Trump Group and its CFO indicted by the Manhattan Grand Jury

The Manhattan District Attorney’s and New York Attorney General’s offices have received indictments against the Trump Organization and its longtime chief financial officer Allen Weisselberg, two people familiar with the matter told NBC News.

The charges against the organization and Weisselberg, filed by a New York grand jury, are expected to be unsealed in Manhattan Thursday afternoon, a Trump representative told NBC.

Weißelberg is expected to surrender Thursday morning, the Washington Post previously reported, citing sources. The Post said he was expected to be tried by a state judge the same day. The Trump organization is also expected to be indicted.

NBC had previously reported that the charges were based on allegations by Weisselberg and other Trump Organization executives who received benefits without properly reporting them on their tax returns.

Former President Donald Trump is not expected to face indictments this week, the Post’s sources said, but the charges could result in potential fines and legal troubles for his company. However, prosecutors hope Weisselberg will testify against Trump to reduce his own risk, another source told the Post.

A Manhattan District Attorney representative Cyrus Vance Jr. declined CNBC’s request for comment. The Trump organization’s lawyer, Ronald Fischetti, did not want to comment directly. Weißelberg’s attorney Mary Mulligan declined to comment.

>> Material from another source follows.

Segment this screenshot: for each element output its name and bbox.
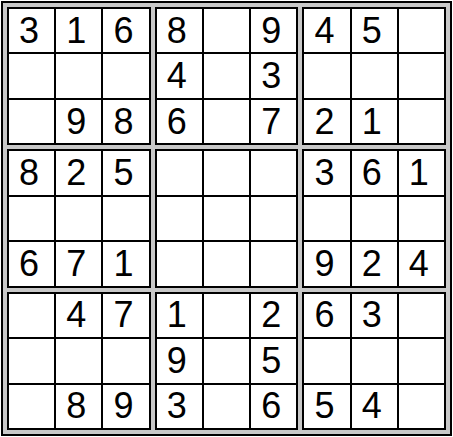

Allen Weisselberg, Chief Financial Officer of the Trump Organization, watches then-Republican presidential candidate Donald Trump during a press conference at Trump Tower in Manhattan, New York, on Jan.

Carlo Allegri | Reuters

The Trump Organization’s investigation originally focused on how the New York-based company booked a hush money payment that Trump’s former personal attorney Michael Cohen made to pornstar Stormy Daniels just before the 2016 presidential election.

Since then, however, the investigation has expanded to include Cohen’s claims that the Trump Organization misrepresented the value of various real estate assets in order to benefit from lower tax obligations or to obtain more favorable terms on loans and insurance related to those properties.

Over the past few months, the Manhattan Attorney’s office has also been investigating how various fringe benefits received by Trump Organization executives were billed by the company and whether executives paid taxes on those benefits.

Fischetti said in an email to CNBC last week, “In my 50+ years of practice, I’ve never seen prosecutors target a company for employee compensation or fringe benefits.”

“The IRS did not want and has not presented a case like this,” said Fischetti.

“Even the financial institutions that caused the 2008 financial crisis, the worst financial crisis since the Great Depression, have not been prosecuted.”

Cohen, who pleaded guilty to several federal crimes in 2018, has met repeatedly with investigators from the Manhattan Attorney’s Office to help them investigate the Trump Organization.